Oxygen rapidly diffuses from the blood into the tissues at the level of the microcirculation, particularly at capillaries (see figure at right). Because oxygen is highly lipid soluble, it readily passes through cell membranes. The rate of oxygen diffusion is determined primarily by the PO2 difference between the plasma and cells surrounding the capillaries, as described by Fick's first law of diffusion. Although there is considerable heterogeneity in PO2 values among different capillaries, a typical value ranges from 30 to 40 mmHg. The PO2 inside cells is very low because oxygen is consumed by mitochondria within the cells. The PO2 inside mitochondria is less than 1 mmHg because these are the organelles that consume the oxygen to generate ATP. With increased oxidative metabolism of a tissue, the mitochondria need to make more ATP and therefore consume more oxygen. This oxygen diffuses from the plasma, across the capillary endothelium and interstitial space, then into the cell and its mitochondria.
Although it is the PO2 difference and not the blood content of oxygen that drives diffusion, the hemoglobin-bound oxygen acts as a reservoir for oxygen.
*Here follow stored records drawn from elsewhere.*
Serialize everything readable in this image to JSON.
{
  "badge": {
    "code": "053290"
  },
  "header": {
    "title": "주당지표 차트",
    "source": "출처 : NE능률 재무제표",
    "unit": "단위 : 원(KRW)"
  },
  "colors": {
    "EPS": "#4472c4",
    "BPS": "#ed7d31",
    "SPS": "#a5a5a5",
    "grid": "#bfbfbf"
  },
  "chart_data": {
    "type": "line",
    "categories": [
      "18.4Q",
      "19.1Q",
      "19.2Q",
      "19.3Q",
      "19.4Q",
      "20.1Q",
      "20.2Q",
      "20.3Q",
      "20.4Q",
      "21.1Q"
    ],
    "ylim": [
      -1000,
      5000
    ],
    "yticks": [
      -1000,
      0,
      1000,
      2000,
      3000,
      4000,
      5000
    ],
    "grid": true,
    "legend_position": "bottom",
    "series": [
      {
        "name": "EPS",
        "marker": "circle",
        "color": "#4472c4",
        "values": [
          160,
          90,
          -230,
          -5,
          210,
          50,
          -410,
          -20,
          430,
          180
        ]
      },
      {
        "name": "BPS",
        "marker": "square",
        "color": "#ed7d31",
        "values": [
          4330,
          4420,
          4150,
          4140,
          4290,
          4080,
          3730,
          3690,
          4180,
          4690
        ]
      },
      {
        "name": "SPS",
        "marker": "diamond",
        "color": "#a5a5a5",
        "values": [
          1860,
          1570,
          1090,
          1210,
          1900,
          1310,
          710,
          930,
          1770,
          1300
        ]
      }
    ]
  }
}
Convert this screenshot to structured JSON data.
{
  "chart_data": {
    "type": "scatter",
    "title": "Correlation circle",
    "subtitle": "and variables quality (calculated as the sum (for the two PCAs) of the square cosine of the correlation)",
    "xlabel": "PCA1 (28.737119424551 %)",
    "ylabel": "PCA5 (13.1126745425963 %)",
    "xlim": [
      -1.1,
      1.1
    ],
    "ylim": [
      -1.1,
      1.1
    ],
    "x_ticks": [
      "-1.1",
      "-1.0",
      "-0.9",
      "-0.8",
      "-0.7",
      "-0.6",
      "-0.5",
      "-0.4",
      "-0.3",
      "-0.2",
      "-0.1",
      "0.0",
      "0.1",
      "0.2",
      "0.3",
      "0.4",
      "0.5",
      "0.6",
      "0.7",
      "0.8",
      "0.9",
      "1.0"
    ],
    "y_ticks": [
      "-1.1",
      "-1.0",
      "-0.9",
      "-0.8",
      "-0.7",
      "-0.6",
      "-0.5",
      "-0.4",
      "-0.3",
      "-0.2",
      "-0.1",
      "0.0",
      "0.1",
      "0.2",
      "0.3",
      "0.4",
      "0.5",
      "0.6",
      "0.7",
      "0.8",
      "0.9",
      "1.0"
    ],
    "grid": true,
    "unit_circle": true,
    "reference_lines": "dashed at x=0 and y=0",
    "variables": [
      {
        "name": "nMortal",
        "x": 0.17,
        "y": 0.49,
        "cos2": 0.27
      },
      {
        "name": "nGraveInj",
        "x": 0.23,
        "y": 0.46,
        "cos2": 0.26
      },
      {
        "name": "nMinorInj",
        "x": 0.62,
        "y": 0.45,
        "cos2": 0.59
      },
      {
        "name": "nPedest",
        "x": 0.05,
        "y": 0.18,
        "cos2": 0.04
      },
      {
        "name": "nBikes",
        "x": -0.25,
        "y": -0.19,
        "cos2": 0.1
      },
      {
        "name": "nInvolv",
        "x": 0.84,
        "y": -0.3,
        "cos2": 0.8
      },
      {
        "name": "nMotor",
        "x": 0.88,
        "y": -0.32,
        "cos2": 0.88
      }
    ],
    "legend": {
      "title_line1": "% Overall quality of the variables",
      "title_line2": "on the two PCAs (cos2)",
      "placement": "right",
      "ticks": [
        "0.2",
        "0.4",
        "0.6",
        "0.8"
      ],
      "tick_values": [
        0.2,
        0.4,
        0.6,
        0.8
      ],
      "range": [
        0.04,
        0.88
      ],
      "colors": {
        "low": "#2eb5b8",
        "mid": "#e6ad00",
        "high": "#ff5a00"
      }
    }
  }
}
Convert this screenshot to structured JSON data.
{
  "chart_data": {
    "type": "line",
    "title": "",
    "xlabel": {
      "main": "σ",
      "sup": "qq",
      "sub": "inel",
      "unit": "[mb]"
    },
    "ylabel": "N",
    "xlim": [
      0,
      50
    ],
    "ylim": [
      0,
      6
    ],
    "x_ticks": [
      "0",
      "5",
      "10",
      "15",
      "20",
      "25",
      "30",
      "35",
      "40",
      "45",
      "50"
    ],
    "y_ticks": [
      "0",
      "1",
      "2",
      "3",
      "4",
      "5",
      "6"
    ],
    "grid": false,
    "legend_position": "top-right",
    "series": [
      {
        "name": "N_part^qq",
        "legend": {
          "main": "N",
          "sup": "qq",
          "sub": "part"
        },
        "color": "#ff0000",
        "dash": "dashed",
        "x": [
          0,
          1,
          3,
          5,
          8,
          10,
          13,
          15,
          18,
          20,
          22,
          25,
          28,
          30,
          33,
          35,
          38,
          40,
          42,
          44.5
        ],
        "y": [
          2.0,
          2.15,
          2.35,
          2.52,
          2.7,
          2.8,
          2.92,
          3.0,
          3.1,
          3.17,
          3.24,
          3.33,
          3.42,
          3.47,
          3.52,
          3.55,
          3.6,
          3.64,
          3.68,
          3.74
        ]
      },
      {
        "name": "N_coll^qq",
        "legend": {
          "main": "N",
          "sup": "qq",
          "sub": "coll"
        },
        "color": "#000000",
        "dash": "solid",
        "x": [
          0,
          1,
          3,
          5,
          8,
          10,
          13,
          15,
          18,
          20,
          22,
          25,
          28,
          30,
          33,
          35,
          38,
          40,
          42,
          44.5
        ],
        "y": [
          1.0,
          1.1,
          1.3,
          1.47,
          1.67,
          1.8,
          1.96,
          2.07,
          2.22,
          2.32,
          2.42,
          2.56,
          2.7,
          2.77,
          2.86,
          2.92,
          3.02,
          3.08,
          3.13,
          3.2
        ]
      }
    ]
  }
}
As oxygen diffuses from the plasma, the plasma and red cell cytoplasmic PO2 falls, which leads to oxygen dissociating from the hemoglobin and entering the dissolved pool of oxygen in the plasma from where it diffuses into the surrounding tissue. More oxygen bound to the hemoglobin means that more oxygen is available for diffusion into cells. Therefore, the amount of oxygen bound to hemoglobin is a major factor in determining oxygen delivery to a tissue.